Keberhasilan Pemberdayaan
Keberhasilan pemberdayaan pegawai tak lepas dari adanya kepercayaan pemimpin terhadap kemampuan pegawai. Pegawai yang merasa diberi kepercayaan biasanya akan berusaha mememgang kepercayaan tersebut dengan berkinerja lebih baik. Meskipun pada kasus khusus ada juga pegawai yang kurang berkinerja ketika diberi kepercayaan, namun peristiwa tersebut relatif jarang terjadi. Adanya kepercayaan berarati timbulnya pengakuan atas keberadaan pegawai. Pegawai akan merasa menjadi bagian dari organisasi sehingga mereka merasa ikut bertanggung jawab terhadap kemajuan organisasi.

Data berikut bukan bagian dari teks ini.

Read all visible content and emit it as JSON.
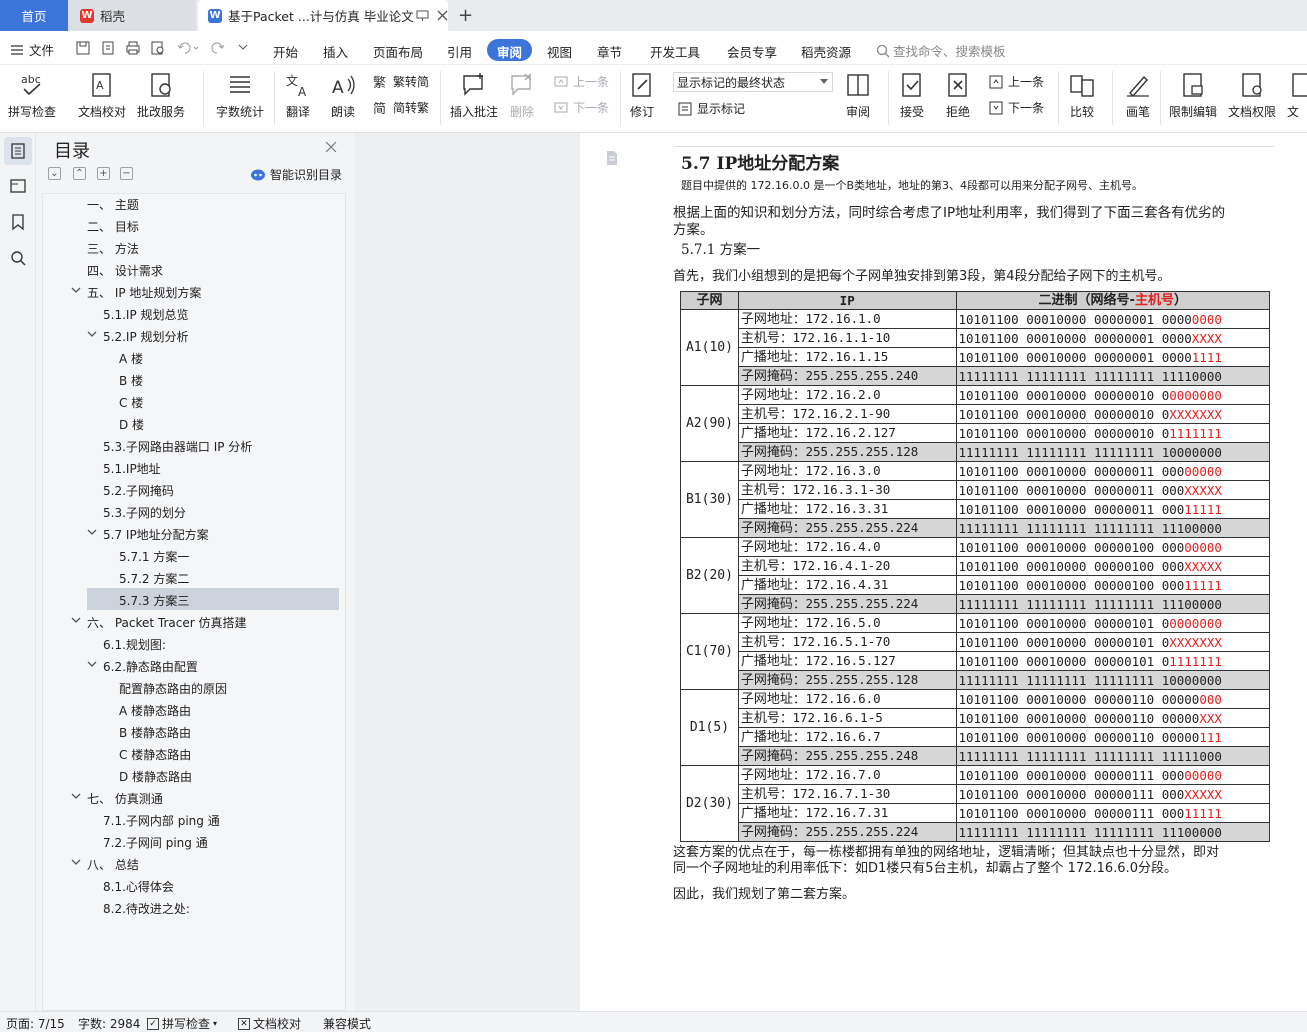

Di samping itu, pemberdayaan akan lebih berhasil jika pegawai diberikan otoritas yang lebih dalam pekerjaannya. Tingginya otoritas akan semakin meningkatkan kreativitas pegawai. Mereka akan membuat cara-cara baru dalam menyelesaikan pekerjaan yang pada akhirnya akan berdampak pada semakin pendeknya waktu penyelesaian pekerjaan atau meningkatnya kualitas pekerjaan. Beberapa keputusan dalam organisasi perlu melibatkan pegawai jika hal tersebut menyangkut komitmen bersama untuk memajukan organisasi. Ketika pegawai dilibatkan dalam pembuatan komitmen bersama, mereka cenderung akan melaksanakan komitmen tersebut karena merasa ikut andil di dalamnya.
Keberhasilan pemberdayaan pegawai juga tergantung dari lingkungan yang ada. Lngkungan tersebut perlu mendukung proses pemberdayaan dengan menerapkan nilai-nilai humanisme yang menghargai adanya peran individu pada organisasi. Diakuinya peran individu dan dihilangkannya superioritas sesama anggota organisasi akan semakin memberikan rasa nyaman bagi anggota yang ada di dalamnya.
Tidak semua program pemberdayaan akan selalu menuai keberhasilan. Masalah akan senantiasa muncul sehingga sangat penting bagi pemimpin untuk bersedia mengatasi masalah dalam proses pemberdayaan pegawai. Ketika pegawai mengalami kendala, maka pemimpin perlu hadir di dalamnya. Kehadiran sosok pemimpin membeirkan kesan totalitas peran sebagai pemimpin dalam mengatasi masalah yang ada. Usaha peningkatan skill dan kompetensi melalui bimbingan, konsultasi atau pelatihan sangat diperlukan untuk semakin mewujudkan keberhasilan pemberdayaan.